Seduto
qui, al mio tavolo avvolto nel silenzio, ascolto la pioggia tintinnare sul
lucernario.
La
pioggia batte, le gocce strisciano sul vetro riflettendo la luce grigia che
appena si rispecchia sull'acqua. E insieme alla luce si rispecchiano i miei
pensieri e i miei ricordi: torbidi, lontani, alla disperata ricerca di
riemergere dal passato.
Ed è
la pioggia: la pioggia ricca di profumi, come quella osservata rintanati in una
baita che sa di stalla. La porta di legno annerita e il tetto di ardesia. Quei
prati verde scuro che si arrampicano sui fianchi della montagna, gonfi d'acqua,
avvolti dalle nubi bianche e fumose. Noi dentro alla baracca bagnati fino al
midollo, con ancora gli impermeabili addosso che gocciolano pesantemente. Noi
dentro alla baita felici, nonostante la pioggia; felici di essere qui con un
pezzo di formaggio in mano, anch'esso fradicio: ma chi se ne frega!
La
pioggia che sa rincorrerti, come quando spazza i ripidi fianchi del Rosa,
portandosi via la neve e lasciando il ghiacciaio nero. Noi che scappiamo con le
picche in mano, increduli di trovare acqua in alta quota. Quella pioggia che ti
fa scivolare, ti dà velocità facendoti bruciare le mani sulle lastre di
ghiaccio. E poi arrivi a valle sfatto, bagnato, sanguinante e stupidamente
felice, perché nonostante tutto anche quella volta l'hai scampata; nonostante
la pioggia che ora batte innocua sul parabrezza della macchina.
La
pioggia che sa essere martellante, fino a quando ti educa, fino a farti
abituate al suo tocco bagnato. Fino a diventare una compagna accettabile, come
là sul Rwenzori.
La
pioggia che sa cantare melodie frusciando tra le foglie degli alberi, invadendo
con dolcezza la magia delicata del bosco; danzando con i timidi raggi di luce.
La
pioggia che è un padrone freddo e tiranno. Che si impone nonostante i piani
perfetti, che inzuppa le corde, impregna la ferraglia, si impossessa dell'umore
e di tutto quanto può contenere uno zaino. E poi si mangia anche la roccia e
gonfia i torrenti e cristallizza sui muschi con bellezza assoluta.
La
pioggia che ti inchioda nel bivacco e decide che è il tuo giorno di riposo.

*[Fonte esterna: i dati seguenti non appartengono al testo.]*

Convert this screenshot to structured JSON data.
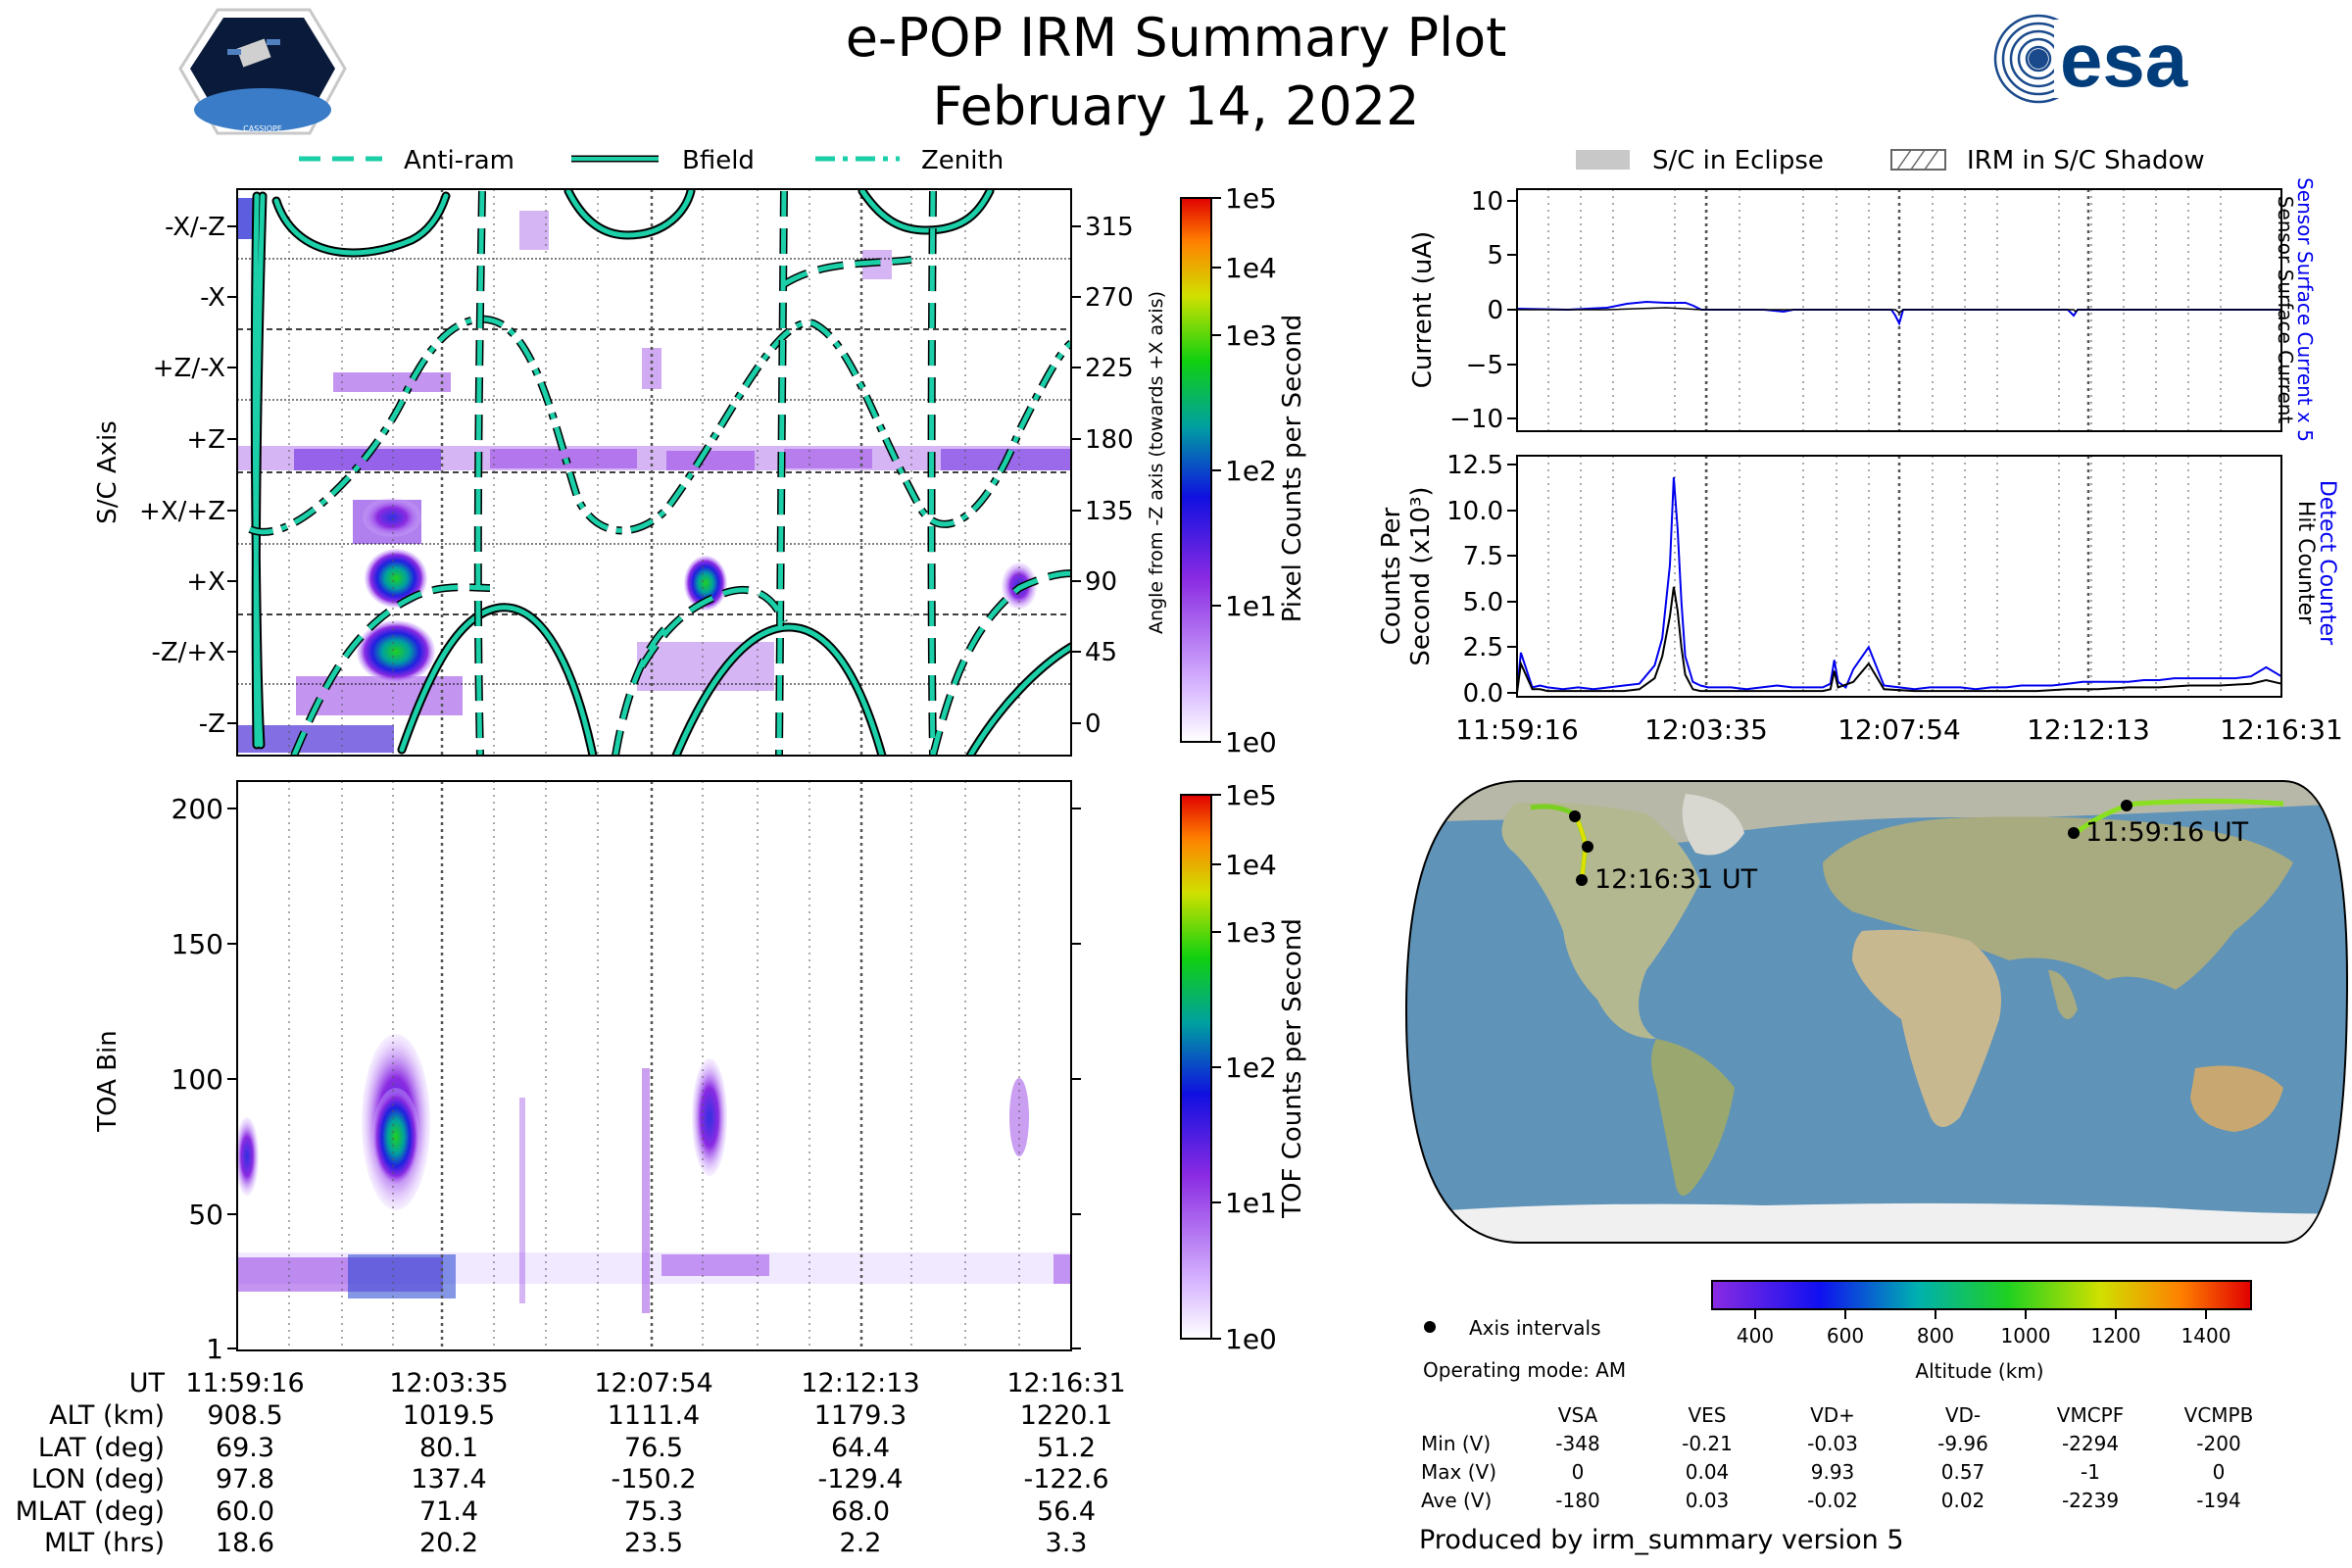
{
  "title": "e-POP IRM Summary Plot",
  "date": "February 14, 2022",
  "logos": {
    "cassiope": "CASSIOPE",
    "esa": "esa"
  },
  "colors": {
    "accent": "#1bcfa8",
    "current_blue": "#0000ee",
    "black": "#000000",
    "eclipse_gray": "#c8c8c8"
  },
  "legend_top": {
    "anti_ram": "Anti-ram",
    "bfield": "Bfield",
    "zenith": "Zenith"
  },
  "legend_right": {
    "eclipse": "S/C in Eclipse",
    "shadow": "IRM in S/C Shadow"
  },
  "chart_data": [
    {
      "id": "pixel-spectrogram",
      "type": "heatmap",
      "ylabel": "S/C Axis",
      "y_categories": [
        "-X/-Z",
        "-X",
        "+Z/-X",
        "+Z",
        "+X/+Z",
        "+X",
        "-Z/+X",
        "-Z"
      ],
      "y2_label": "Angle from -Z axis (towards +X axis)",
      "y2_ticks": [
        "315",
        "270",
        "225",
        "180",
        "135",
        "90",
        "45",
        "0"
      ],
      "colorbar": {
        "label": "Pixel Counts per Second",
        "ticks": [
          "1e5",
          "1e4",
          "1e3",
          "1e2",
          "1e1",
          "1e0"
        ]
      },
      "x_ticks": [
        "11:59:16",
        "12:03:35",
        "12:07:54",
        "12:12:13",
        "12:16:31"
      ]
    },
    {
      "id": "toa-spectrogram",
      "type": "heatmap",
      "ylabel": "TOA Bin",
      "ylim": [
        1,
        210
      ],
      "y_ticks": [
        "200",
        "150",
        "100",
        "50",
        "1"
      ],
      "colorbar": {
        "label": "TOF Counts per Second",
        "ticks": [
          "1e5",
          "1e4",
          "1e3",
          "1e2",
          "1e1",
          "1e0"
        ]
      }
    },
    {
      "id": "sensor-current",
      "type": "line",
      "ylabel": "Current (uA)",
      "ylim": [
        -11,
        11
      ],
      "y_ticks": [
        "10",
        "5",
        "0",
        "−5",
        "−10"
      ],
      "right_label_blue": "Sensor Surface Current x 5",
      "right_label_black": "Sensor Surface Current"
    },
    {
      "id": "counts-per-second",
      "type": "line",
      "ylabel_line1": "Counts Per",
      "ylabel_line2": "Second (x10³)",
      "ylim": [
        0,
        13
      ],
      "y_ticks": [
        "12.5",
        "10.0",
        "7.5",
        "5.0",
        "2.5",
        "0.0"
      ],
      "right_label_blue": "Detect Counter",
      "right_label_black": "Hit Counter",
      "x_ticks": [
        "11:59:16",
        "12:03:35",
        "12:07:54",
        "12:12:13",
        "12:16:31"
      ],
      "series": [
        {
          "name": "Detect Counter",
          "x": [
            0,
            0.5,
            2,
            3,
            4,
            6,
            8,
            10,
            12,
            14,
            16,
            18,
            19,
            20,
            20.5,
            21,
            21.5,
            22,
            23,
            24,
            25,
            26,
            28,
            30,
            32,
            34,
            36,
            38,
            40,
            41,
            41.5,
            42,
            43,
            44,
            46,
            48,
            50,
            52,
            54,
            56,
            58,
            60,
            62,
            64,
            66,
            68,
            70,
            72,
            74,
            76,
            78,
            80,
            82,
            84,
            86,
            88,
            90,
            92,
            94,
            96,
            98,
            100
          ],
          "values": [
            0.1,
            2.2,
            0.3,
            0.4,
            0.3,
            0.2,
            0.3,
            0.2,
            0.3,
            0.4,
            0.5,
            1.5,
            3,
            7,
            11.8,
            9,
            5,
            2,
            0.6,
            0.4,
            0.3,
            0.3,
            0.3,
            0.2,
            0.3,
            0.4,
            0.3,
            0.3,
            0.3,
            0.5,
            1.8,
            0.6,
            0.3,
            1.3,
            2.5,
            0.4,
            0.3,
            0.2,
            0.3,
            0.3,
            0.3,
            0.2,
            0.3,
            0.3,
            0.4,
            0.4,
            0.4,
            0.5,
            0.6,
            0.6,
            0.6,
            0.6,
            0.7,
            0.7,
            0.8,
            0.8,
            0.8,
            0.8,
            0.8,
            0.9,
            1.4,
            0.9
          ]
        },
        {
          "name": "Hit Counter",
          "x": [
            0,
            0.5,
            2,
            3,
            4,
            6,
            8,
            10,
            12,
            14,
            16,
            18,
            19,
            20,
            20.5,
            21,
            21.5,
            22,
            23,
            24,
            26,
            30,
            34,
            38,
            40,
            41,
            41.5,
            42,
            44,
            46,
            48,
            52,
            56,
            60,
            64,
            68,
            72,
            76,
            80,
            84,
            88,
            92,
            96,
            98,
            100
          ],
          "values": [
            0,
            1.6,
            0.2,
            0.2,
            0.1,
            0.1,
            0.1,
            0.1,
            0.1,
            0.1,
            0.2,
            0.8,
            2,
            4.2,
            5.8,
            4.5,
            2.5,
            1,
            0.2,
            0.1,
            0.1,
            0.1,
            0.1,
            0.1,
            0.1,
            0.2,
            1.2,
            0.3,
            0.6,
            1.6,
            0.2,
            0.1,
            0.1,
            0.1,
            0.1,
            0.1,
            0.2,
            0.2,
            0.3,
            0.3,
            0.4,
            0.4,
            0.5,
            0.7,
            0.5
          ]
        }
      ]
    }
  ],
  "map": {
    "start_label": "11:59:16 UT",
    "end_label": "12:16:31 UT",
    "altitude_label": "Altitude (km)",
    "altitude_ticks": [
      "400",
      "600",
      "800",
      "1000",
      "1200",
      "1400"
    ]
  },
  "axis_intervals_label": "Axis intervals",
  "operating_mode": "Operating mode: AM",
  "ephemeris": {
    "labels": [
      "UT",
      "ALT (km)",
      "LAT (deg)",
      "LON (deg)",
      "MLAT (deg)",
      "MLT (hrs)"
    ],
    "columns": [
      [
        "11:59:16",
        "908.5",
        "69.3",
        "97.8",
        "60.0",
        "18.6"
      ],
      [
        "12:03:35",
        "1019.5",
        "80.1",
        "137.4",
        "71.4",
        "20.2"
      ],
      [
        "12:07:54",
        "1111.4",
        "76.5",
        "-150.2",
        "75.3",
        "23.5"
      ],
      [
        "12:12:13",
        "1179.3",
        "64.4",
        "-129.4",
        "68.0",
        "2.2"
      ],
      [
        "12:16:31",
        "1220.1",
        "51.2",
        "-122.6",
        "56.4",
        "3.3"
      ]
    ]
  },
  "voltages": {
    "headers": [
      "VSA",
      "VES",
      "VD+",
      "VD-",
      "VMCPF",
      "VCMPB"
    ],
    "rows": [
      {
        "label": "Min (V)",
        "values": [
          "-348",
          "-0.21",
          "-0.03",
          "-9.96",
          "-2294",
          "-200"
        ]
      },
      {
        "label": "Max (V)",
        "values": [
          "0",
          "0.04",
          "9.93",
          "0.57",
          "-1",
          "0"
        ]
      },
      {
        "label": "Ave (V)",
        "values": [
          "-180",
          "0.03",
          "-0.02",
          "0.02",
          "-2239",
          "-194"
        ]
      }
    ]
  },
  "footer": "Produced by irm_summary version 5"
}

Volente o nolente crea un muro tra te e il mondo ostile, proteggendoti,
cullandoti e restituendoti poi felice, ancora una volta, misteriosamente.
La
pioggia che picchietta su questo lucernario, che io lo voglia o no, perché nessuno
ci può fare proprio niente. Perché la pioggia cade, nonostante tutto: sta a noi
saper cogliere il profondo incanto che si porta dietro.